Als judoka wilde ik altijd in stijl winnen. Technische moest het perfect zijn en ik wilde het publiek boeien. Ik hield van de show wat judo heeft en bleef daarin altijd mijzelf. Dit typeerde mij als sporter, denk ik.
Ik was vijf jaar toen mijn buurjongen, die aan judo deed, mij vroeg om eens mee te gaan naar de trainingen. Mijn vader zij meteen: “Doe maar, want je daagt nu al de grootste jongens uit de klas uit”. Ik vond judo gelijk leuk en al snel merkte mijn omgeving op dat ik er talent voor had. Ik leerde de techniek snel en ik was niet bang. Judo is een afwisselende sport, want je bent niet iedere training alleen maar met judo bezig. Juist de combinatie van judo, krachttraining, conditietraining en mentale training maakt de sport interessant. Mijn kwaliteiten bestonden vooral uit snelheid, wendbaarheid, flexibiliteit en kracht. Eigenlijk heb ik mezelf nooit vergeleken met andere sporters en ik had vroeger ook niet echt een held. Ik bleef vooral bij mezelf en genoot van de dingen die op mijn pad kwamen.
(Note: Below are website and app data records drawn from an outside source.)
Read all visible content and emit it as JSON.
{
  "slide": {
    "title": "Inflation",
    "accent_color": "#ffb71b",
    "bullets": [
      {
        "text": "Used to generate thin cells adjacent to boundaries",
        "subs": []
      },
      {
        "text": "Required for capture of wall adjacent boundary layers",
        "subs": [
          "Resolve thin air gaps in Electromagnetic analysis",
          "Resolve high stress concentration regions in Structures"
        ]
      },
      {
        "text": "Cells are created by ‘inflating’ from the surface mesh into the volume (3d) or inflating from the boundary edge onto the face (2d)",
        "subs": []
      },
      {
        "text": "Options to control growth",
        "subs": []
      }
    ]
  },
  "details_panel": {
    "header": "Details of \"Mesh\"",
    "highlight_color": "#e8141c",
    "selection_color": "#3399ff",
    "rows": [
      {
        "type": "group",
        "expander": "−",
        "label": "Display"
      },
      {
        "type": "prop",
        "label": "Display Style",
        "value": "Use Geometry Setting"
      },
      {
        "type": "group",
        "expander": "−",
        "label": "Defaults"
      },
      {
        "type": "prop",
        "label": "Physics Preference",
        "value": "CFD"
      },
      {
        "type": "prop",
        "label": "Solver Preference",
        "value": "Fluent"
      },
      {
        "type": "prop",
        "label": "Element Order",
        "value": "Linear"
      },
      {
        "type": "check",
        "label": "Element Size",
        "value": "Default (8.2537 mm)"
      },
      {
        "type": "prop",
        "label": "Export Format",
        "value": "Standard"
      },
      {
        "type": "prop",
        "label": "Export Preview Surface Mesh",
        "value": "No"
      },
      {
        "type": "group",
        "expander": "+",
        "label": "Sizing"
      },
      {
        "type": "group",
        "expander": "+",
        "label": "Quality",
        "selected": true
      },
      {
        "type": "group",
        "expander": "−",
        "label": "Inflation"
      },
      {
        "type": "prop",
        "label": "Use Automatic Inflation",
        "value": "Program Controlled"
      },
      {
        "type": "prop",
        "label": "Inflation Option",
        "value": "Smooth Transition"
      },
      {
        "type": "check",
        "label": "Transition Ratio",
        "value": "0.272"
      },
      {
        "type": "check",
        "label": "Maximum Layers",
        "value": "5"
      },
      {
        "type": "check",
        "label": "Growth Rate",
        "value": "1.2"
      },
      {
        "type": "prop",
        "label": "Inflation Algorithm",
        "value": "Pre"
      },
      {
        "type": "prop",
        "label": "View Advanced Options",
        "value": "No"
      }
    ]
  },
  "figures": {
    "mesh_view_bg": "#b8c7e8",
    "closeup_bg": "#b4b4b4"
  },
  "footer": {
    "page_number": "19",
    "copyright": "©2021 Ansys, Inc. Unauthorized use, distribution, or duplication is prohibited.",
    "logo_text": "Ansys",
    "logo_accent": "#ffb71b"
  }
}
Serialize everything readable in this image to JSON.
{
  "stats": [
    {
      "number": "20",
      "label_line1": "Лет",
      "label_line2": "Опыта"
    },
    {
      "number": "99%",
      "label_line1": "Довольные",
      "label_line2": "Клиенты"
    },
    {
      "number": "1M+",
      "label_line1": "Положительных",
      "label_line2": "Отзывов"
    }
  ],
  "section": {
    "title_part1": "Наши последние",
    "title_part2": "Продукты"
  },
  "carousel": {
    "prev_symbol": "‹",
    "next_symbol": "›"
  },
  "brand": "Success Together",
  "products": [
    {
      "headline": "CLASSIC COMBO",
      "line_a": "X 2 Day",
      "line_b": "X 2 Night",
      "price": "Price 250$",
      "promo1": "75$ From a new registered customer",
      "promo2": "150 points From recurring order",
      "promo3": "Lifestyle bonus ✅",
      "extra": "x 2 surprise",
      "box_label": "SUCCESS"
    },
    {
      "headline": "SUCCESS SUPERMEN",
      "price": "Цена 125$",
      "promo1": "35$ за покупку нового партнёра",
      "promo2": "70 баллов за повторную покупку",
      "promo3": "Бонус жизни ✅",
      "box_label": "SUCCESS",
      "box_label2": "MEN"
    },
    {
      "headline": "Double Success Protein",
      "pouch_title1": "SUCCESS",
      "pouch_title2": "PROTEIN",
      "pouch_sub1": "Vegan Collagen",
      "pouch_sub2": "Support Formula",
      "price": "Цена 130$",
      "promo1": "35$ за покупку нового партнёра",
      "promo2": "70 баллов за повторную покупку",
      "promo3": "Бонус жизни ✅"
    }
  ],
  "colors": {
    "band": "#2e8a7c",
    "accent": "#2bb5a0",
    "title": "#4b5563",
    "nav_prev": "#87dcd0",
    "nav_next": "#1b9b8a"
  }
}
Nadat ik was gestopt als topsporter, kwam er ruimte voor nieuwe dingen. Ik kreeg interesse om andere vaardigheden te ontwikkelen. De Master in Sport Management van het Johan Cruyff Institute kwam op mijn pad, die ik mocht studeren dankzij een studiebeurs van Unilever.
Tijdens de opleiding merkte ik dat sommige vaardigheden die ik geleerd had als topsporter, ook van pas komen in sportmanagement. In judo moet je bijvoorbeeld, net als bij schaken, constant vooruit denken om punten te winnen. Als je je goed voorbereidt, beheers je de inhoud en bereik je je doel. Tijdens de module Strategisch Management heb ik ervaren dat deze kwaliteiten ook handig zijn als manager.
Verder is topsport ook durven proberen, jezelf openstellen voor nieuwe dingen en dat blijven trainen. Dat merk ik ook tijdens de studie: je wordt uitgedaagd en krijgt heel veel mogelijkheden aangereikt. De docenten delen hun ervaringen uit de sportindustrie met ons, je ontmoet interessante gastsprekers en je werkt met medestudenten, die uit de topsport en het bedrijfsleven komen. We hebben allemaal dezelfde passie voor sport, maar we benaderen de vraagstukken vanuit verschillend perspectief. Die brede mix van gevarieerde kennis en ervaringen stimuleert je om je eigen carrière in sportmanagement een impuls te geven. Net als in de sport moet je er dan wel in geloven en zelf de verantwoordelijkheid pakken en er wat van maken.
De Master in Sport Management is vooral van belang voor mijn persoonlijke groei. Ik wil mijn ervaring uit de topsport en mijn kennis en kwaliteiten inzetten voor een maatschappelijke carrière in de sport. Iedere dag leer ik bij en ik hoop snel na mijn opleiding een droombaan te vinden en bij te dragen aan de sportsector!